Dans son rapport publié en février 2022, le Groupe d’experts Intergouvernemental sur l’Evolution du Climat (GIEC) a montré comment le changement climatique a déjà causé des dégâts généralisés à la nature et aux humains au-delà de la variabilité naturelle du climat.
« Le changement climatique est une menace pour l’humanité et la planète. Les risques climatiques apparaissent plus tôt que prévu, et de manière plus sévère. Les écosystèmes et les populations humaines sont poussés à leurs limites, et même au-delà. Tout délai supplémentaire de mise en place d’actions concertées au niveau mondial annihilera tout espoir d’assurer un avenir vivable ». C’est la conclusion à laquelle est parvenu le rapport AR6 du GIEC publié en février 2022.
Selon ce rapport, l’étendue et la magnitude des impacts du changement climatique sont plus importantes que les estimations des rapports précédents. En effet, le changement climatique a déjà causé des dégâts à la nature et aux humains au-delà de la variabilité naturelle du climat. Il est responsable d’une détérioration généralisée des fonctions et structures des écosystèmes (terrestres, d’eau douce, marins). Certains dommages tels que l’extinction d’espèces sont irréversibles. D’autres comme la fonte des glaciers ou les dommages aux écosystèmes arctiques entrainés par la fonte du permafrost le seront bientôt également.
A en croire ce rapport, le changement climatique a aussi un impact négatif sur la santé physique et mentale des populations globalement.

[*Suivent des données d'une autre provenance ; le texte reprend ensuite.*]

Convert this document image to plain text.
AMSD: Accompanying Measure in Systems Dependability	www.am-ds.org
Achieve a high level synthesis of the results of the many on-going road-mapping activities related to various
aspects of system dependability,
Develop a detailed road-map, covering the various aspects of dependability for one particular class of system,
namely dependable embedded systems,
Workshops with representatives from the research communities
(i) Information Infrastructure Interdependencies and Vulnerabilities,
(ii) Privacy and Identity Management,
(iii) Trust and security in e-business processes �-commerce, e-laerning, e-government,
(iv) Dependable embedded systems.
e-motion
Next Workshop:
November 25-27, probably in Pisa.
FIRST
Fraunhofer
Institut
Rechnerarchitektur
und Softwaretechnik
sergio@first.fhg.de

Les vagues de chaleurs induisant de la mortalité et des maladies transmises via la nourriture et l’eau sont en hausse. Des maladies apparaissent dans des zones jusque-là épargnées. Egalement, dans les villes, il a impacté la santé humaine, les moyens de subsistance et les infrastructures. Les impacts se concentrent sur les personnes économiquement et socialement marginalisées.
Vulnérabilité et exposition des écosystèmes et des humains
La vulnérabilité des écosystèmes et des sociétés humaines varie grandement selon les régions. Elle dépend fortement du niveau de développement, de l’utilisation non durable des océans et des sols, du niveau d’iniquité et de marginalisation, des modèles sociaux injustes contemporains et passés, ainsi que la gouvernance.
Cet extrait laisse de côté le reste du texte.